On 11/24/2011 11:44 PM, Juan Jose Garcia-Ripoll wrote:
On Fri, Nov 25, 2011 at 12:51 AM, Paul Bowyer <[email protected]
<mailto:[email protected]>> wrote:
On 11/23/2011 11:56 PM, Juan Jose Garcia-Ripoll wrote:
Hi Paul, have you tried adding :clx to the dependencies list
of your ASDF file? If that is not present, there is no way ECL
knows that CLX must be part of your system. An alternative is
to insert an explicit (require :clx) at the beginning of your
program, but then you will have to ship clx.fas with your program.
Juanjo
--
Instituto de Física Fundamental, CSIC
c/ Serrano, 113b, Madrid 28006 (Spain)
http://juanjose.garciaripoll.googlepages.com
Juanjo:
After adding ":depends-on (:clx)" to my ".asd" file,
"clx-gui-mono" no longer errors out. I tried ":depends-on (:xlib)"

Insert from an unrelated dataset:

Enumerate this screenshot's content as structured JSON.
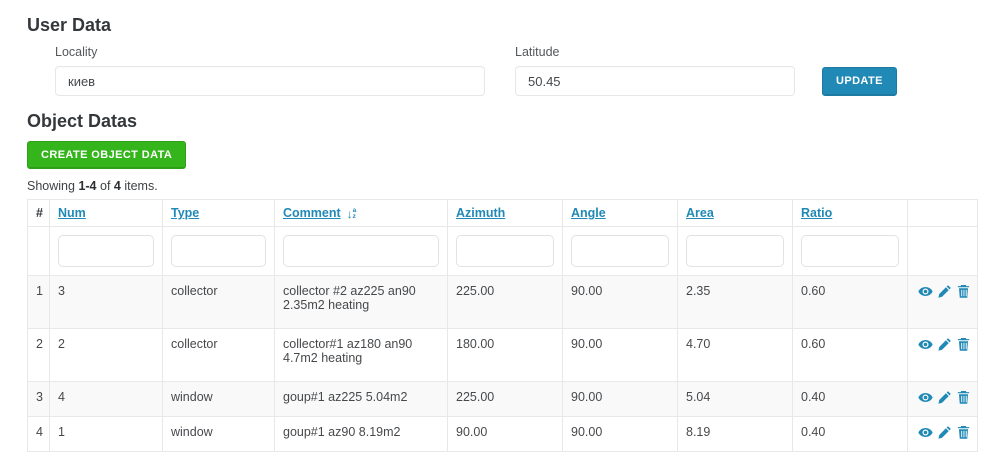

which is also in "*features*" but it didn't like that.
However, I still haven't discovered how to invoke
"(clx-gui:start)" when I run "clx-gui-mono". All "clx-gui-mono"
does when I run it is terminate without doing anything.
http://ecls.sourceforge.net/new-manual/re03.html
It is there: the :epilogue-code is a keyword argument with, typically,
a lisp statement. Even simpler: all statements in your lisp code are
executed in sequence at startup time. Just add a (clx-gui:start) at
the end.
Juanjo
--
Instituto de Física Fundamental, CSIC
c/ Serrano, 113b, Madrid 28006 (Spain)
http://juanjose.garciaripoll.googlepages.com
Juanjo and Matt:
Thanks for the help.
Juanjo: I had previously tried placing "(clx-gui:start) at the end of my
code, but that caused an error when compiling (didn't look to hard at
why) so I removed it. I completely missed the :epilogue-code as the
possible solution when I was perusing the manual. I finally tried
"(progn(clx-gui:start) (ext:quit 0))" as :epilogue-code after you
mentioned it and that worked for me.
Matt: I appreciate your tip on "(pushnew :mm-ecl-standalone *features*)"
and I'll get around to using it later on when I gain more experience
with Common Lisp in general and ECL in particular. My programming
abilities with Common Lisp have all been self-taught and I'm still
pretty much a novice at it (in my opinion).
Again, thanks to you both for getting a novice on track.